Le HANS, un progrès de sécurité fulgurant
Mais le début des années 2000 fut hélas endeuillé par deux accidents mortels en Formule 1, moins exposés médiatiquement puisqu’il s’agissait de deux commissaires de piste. Le Grand Prix d’Italie 2000 fut en effet le théâtre d’un énorme carambolage au départ, et la roue d’une monoplace alla heurter Paolo Gislimberti, commissaire en bord de piste à la seconde chicane.
Six mois plus tard, Villeneuve échappa sans blessure à un accident effroyable à Melbourne, rappelant une nouvelle fois les progrès en matière de sécurité active des monoplaces, mais Graham Beveridge fut tué par des débris de la BAR qui le percutèrent.
Toujours réactive, la FIA imposa de renforcer les attaches des roues dès 2002, obligea encore à l’élargissement des rétroviseurs et renforça également la structure déformante arrière des monoplaces.

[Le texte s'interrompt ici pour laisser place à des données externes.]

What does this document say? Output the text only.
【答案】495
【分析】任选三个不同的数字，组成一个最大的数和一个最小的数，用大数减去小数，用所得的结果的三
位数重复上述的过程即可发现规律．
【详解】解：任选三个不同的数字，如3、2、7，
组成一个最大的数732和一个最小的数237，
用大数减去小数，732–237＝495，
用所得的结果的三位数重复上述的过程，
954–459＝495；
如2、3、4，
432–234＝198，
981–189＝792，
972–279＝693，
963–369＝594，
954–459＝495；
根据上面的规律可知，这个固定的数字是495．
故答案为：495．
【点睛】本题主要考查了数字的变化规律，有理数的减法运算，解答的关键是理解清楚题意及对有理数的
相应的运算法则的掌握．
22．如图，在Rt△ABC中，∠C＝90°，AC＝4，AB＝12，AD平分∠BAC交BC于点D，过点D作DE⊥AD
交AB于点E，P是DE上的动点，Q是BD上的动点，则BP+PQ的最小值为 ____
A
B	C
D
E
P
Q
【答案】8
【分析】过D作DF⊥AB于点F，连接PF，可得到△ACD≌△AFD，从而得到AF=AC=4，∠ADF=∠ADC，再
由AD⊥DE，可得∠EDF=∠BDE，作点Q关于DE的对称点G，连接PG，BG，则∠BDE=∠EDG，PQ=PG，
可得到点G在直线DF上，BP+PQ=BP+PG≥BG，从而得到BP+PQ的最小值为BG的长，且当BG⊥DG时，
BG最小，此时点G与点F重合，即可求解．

En 2003, c’est une avancée majeure qui fit son entrée en F1 de manière obligatoire : le système HANS. Un acronyme qui veut dire Hand And Neck Support, un dispositif protégeant le cou et la tête des pilotes qui avait été rendu obligatoire deux ans plus tôt de l’autre côté de l’Atlantique, en CART.
Conçu à la fin des années 80, il avait été largement développé par General Motors et Ford au milieu des années 90, et les données permettaient une utilisation approuvée par les autorités à la fin de la décennie. Mercedes, grâce à Robert Hubbard et Jim Downing, termina la mise au point du système qui fut choisi par la F1, non sans avoir considéré pendant un moment un airbag autour du cockpit.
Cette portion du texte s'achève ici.